Usually, this isn't an issue which affects theatre. After all, theatre tends to address a specific, often very localised audience, about particular issues and concerns. Often its power comes from its very specificity. But in the case of work created cross-culturally, and intended to be seen in more than one country, this is no longer so. And so, if we're not careful, the globalised cliches could easily sneak in through the back door.

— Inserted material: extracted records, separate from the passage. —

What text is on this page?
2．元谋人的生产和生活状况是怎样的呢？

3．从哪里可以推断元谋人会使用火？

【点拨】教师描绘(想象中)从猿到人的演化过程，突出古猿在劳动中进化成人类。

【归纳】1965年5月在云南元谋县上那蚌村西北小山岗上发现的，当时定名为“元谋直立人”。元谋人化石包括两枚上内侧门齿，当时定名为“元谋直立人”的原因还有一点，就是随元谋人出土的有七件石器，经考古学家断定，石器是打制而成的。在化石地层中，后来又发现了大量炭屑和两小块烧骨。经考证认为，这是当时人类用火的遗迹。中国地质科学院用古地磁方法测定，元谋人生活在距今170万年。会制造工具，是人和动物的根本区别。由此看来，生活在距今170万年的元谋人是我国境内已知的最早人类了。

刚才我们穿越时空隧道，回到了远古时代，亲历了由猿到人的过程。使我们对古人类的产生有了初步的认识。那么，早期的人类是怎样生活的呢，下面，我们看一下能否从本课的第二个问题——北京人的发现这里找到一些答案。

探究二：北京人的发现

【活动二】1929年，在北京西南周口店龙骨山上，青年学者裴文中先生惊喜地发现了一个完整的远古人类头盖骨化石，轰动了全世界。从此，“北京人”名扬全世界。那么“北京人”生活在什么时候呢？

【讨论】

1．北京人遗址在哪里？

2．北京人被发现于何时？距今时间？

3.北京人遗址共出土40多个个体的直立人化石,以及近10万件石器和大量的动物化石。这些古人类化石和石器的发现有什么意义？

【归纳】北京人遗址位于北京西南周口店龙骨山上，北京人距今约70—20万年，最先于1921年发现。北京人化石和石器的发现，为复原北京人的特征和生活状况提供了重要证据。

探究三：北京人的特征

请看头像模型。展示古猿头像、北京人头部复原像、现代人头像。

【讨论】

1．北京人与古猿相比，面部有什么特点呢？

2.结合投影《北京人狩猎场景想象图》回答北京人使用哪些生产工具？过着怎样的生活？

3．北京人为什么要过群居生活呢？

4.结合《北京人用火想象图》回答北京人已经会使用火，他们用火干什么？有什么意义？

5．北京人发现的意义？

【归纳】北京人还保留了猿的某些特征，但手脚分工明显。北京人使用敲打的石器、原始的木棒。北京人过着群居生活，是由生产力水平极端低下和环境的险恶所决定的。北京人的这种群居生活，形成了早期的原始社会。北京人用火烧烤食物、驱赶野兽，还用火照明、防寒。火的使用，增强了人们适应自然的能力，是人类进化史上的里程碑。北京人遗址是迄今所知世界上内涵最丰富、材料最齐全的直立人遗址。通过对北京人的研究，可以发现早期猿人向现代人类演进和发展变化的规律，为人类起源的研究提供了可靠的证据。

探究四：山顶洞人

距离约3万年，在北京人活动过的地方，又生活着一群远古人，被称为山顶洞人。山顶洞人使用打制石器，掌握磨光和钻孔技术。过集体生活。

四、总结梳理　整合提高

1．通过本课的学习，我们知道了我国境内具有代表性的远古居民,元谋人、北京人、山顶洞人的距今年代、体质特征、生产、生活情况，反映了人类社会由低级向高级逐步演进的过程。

The sentence in Mishra's article which set the alarm bells ringing ways near the end: "Perhaps, one day soon, a Chinese novelist aspiring for an international reputation will be able to steer clear of the misery of the cultural revolution or the massacre in Tiananmen Square (perennial favourites in the west). " Dis-Orientations includes (admittedly very subtle) references to both of these things, and the imagery continues into Re-Orientations. Does that mean we are simply doing what the West expects / wants us to do? I remember Wang Jue being worried that the image of China presented in the plays might be too negative (although I do feel there are many, many positive things we say about the culture). On the other hand, part of the point of this work is to deconstruct the exotic cliche of the Orient: if you don't show aspects of this, then you can't overturn it.